VW, Mercedes, Renault and possibly BMW will undertake the software updates, and the others will just take part in the incentives program, the ministry said.
The exact amount of incentives, which will come in addition to existing government sweeteners for lower-emission vehicles, will be decided and paid by the carmakers depending on the model of the vehicle exchanged for an old car, the spokesman of Austrian car importers association Guenther Kerle said.
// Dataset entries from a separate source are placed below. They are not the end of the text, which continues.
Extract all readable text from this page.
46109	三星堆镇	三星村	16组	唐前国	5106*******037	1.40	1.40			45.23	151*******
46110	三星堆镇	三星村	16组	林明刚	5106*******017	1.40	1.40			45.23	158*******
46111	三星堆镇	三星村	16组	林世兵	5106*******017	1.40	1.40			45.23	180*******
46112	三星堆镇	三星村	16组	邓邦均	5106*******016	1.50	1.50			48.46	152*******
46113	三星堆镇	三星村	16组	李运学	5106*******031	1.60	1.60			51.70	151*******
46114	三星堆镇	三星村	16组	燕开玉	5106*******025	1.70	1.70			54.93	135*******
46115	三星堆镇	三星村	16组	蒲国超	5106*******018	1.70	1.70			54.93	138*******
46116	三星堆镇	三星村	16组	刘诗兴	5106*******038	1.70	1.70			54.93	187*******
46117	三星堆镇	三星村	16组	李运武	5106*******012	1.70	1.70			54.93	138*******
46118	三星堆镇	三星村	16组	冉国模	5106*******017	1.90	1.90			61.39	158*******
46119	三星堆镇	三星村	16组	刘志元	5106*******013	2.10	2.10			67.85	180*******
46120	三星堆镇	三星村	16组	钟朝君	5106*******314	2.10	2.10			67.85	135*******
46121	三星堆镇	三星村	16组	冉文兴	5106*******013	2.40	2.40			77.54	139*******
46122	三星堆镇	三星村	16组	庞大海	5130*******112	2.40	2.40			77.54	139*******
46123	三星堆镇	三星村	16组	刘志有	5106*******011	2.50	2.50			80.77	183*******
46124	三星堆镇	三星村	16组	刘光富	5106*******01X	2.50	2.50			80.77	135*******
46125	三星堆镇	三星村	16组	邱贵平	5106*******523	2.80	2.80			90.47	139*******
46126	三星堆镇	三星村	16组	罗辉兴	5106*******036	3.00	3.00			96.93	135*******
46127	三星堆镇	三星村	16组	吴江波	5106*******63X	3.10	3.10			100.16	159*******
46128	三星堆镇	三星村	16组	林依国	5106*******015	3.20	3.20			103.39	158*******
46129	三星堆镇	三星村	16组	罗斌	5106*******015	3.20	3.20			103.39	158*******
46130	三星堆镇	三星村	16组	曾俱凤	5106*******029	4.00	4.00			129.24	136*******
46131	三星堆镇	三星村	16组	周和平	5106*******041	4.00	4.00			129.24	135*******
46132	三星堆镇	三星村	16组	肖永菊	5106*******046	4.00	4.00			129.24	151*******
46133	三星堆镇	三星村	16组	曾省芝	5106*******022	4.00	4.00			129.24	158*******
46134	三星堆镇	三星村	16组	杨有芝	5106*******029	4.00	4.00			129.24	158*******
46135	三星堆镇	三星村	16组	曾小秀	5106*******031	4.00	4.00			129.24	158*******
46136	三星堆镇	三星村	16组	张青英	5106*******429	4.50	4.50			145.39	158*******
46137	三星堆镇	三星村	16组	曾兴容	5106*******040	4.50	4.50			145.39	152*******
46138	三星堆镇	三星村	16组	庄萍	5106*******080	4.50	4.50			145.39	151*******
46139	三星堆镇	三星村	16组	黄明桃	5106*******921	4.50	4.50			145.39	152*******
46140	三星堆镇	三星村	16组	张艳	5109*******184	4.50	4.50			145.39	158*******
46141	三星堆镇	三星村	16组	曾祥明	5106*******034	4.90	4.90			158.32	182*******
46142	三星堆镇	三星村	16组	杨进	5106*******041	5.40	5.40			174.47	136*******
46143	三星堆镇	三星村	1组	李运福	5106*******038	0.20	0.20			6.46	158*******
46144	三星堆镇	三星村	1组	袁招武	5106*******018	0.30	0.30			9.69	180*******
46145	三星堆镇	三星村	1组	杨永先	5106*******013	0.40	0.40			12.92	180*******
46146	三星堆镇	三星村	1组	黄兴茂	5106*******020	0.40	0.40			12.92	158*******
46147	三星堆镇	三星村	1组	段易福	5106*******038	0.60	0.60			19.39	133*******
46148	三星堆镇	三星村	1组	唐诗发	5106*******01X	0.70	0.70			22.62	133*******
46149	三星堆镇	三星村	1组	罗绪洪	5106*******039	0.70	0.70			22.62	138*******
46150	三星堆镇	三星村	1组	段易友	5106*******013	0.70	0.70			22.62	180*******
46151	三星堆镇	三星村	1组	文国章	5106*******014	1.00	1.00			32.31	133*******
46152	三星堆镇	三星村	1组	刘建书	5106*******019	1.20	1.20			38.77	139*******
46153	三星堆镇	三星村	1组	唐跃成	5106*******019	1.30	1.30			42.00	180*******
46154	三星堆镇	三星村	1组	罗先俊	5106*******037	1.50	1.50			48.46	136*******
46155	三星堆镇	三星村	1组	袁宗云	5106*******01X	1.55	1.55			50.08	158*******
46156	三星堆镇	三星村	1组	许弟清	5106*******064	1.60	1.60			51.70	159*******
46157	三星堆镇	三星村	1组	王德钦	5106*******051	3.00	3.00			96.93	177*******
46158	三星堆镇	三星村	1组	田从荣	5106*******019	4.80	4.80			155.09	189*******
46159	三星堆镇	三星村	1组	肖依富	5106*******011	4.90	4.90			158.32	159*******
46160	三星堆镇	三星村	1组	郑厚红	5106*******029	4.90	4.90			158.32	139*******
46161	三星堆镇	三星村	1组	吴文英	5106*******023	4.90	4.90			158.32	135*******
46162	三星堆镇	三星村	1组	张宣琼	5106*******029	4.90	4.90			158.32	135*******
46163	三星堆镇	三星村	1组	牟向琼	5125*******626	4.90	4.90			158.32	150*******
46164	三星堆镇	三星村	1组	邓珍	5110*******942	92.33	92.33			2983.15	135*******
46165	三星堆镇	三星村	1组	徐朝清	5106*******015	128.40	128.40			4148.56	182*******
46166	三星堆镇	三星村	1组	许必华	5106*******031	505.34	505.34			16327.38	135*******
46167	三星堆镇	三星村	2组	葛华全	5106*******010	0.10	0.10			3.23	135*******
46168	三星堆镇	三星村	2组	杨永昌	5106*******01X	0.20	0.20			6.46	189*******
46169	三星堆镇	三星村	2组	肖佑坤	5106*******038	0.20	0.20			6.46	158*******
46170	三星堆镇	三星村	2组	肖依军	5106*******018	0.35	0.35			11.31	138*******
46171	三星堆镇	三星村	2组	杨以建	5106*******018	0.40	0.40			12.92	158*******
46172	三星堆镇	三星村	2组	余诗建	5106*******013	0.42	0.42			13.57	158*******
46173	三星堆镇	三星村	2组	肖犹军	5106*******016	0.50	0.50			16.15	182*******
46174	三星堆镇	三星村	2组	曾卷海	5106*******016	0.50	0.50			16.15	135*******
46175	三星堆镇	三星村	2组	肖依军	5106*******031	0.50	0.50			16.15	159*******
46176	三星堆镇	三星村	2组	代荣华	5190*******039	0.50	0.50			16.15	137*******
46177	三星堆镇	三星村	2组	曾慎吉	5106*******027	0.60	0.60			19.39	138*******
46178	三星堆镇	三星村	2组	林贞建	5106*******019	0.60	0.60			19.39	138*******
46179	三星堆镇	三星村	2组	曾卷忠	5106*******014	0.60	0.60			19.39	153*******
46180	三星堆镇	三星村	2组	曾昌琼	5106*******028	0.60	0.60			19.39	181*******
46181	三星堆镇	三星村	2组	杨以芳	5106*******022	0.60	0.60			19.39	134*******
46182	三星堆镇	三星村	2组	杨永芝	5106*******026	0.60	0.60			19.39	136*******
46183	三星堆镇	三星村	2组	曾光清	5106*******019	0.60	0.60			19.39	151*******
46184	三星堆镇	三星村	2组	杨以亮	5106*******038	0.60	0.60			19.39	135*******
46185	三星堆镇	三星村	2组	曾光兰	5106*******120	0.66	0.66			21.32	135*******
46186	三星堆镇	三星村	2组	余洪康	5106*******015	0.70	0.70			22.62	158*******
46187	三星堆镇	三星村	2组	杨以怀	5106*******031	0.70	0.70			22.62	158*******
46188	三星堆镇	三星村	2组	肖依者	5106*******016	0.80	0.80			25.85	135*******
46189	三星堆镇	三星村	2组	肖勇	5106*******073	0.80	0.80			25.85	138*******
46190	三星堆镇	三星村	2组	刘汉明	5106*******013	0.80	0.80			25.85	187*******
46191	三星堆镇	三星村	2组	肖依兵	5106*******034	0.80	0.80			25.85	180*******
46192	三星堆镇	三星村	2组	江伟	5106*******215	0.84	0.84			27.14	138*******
The Transport Ministry said representatives of Mercedes-Benz, BMW, Kia, Ford, Renault, Porsche, Volkswagen, Audi, Seat, Skoda, Hyundai, Mitsubishi Motors and Opel attended the meeting.
German politicians and car bosses agreed earlier this month to overhaul engine software on 5.3 million diesel cars to try to repair the industry's battered reputation.
However, environmentalists said the plan - almost two years after Volkswagen admitted to cheating U.S. diesel emissions tests - was too little, too late.
The Austrian software update, which would take until spring next year and which carmakers say can reduce toxic NOx emissions by 25-30 percent, is the same as in Germany, Kerle said.
Critics of the German plan have said software updates would only result in a cut of about 2-3 percent of emissions.
Leichtfried and Kerle said there was no agreement on hardware updates, but that this would be discussed at future meetings.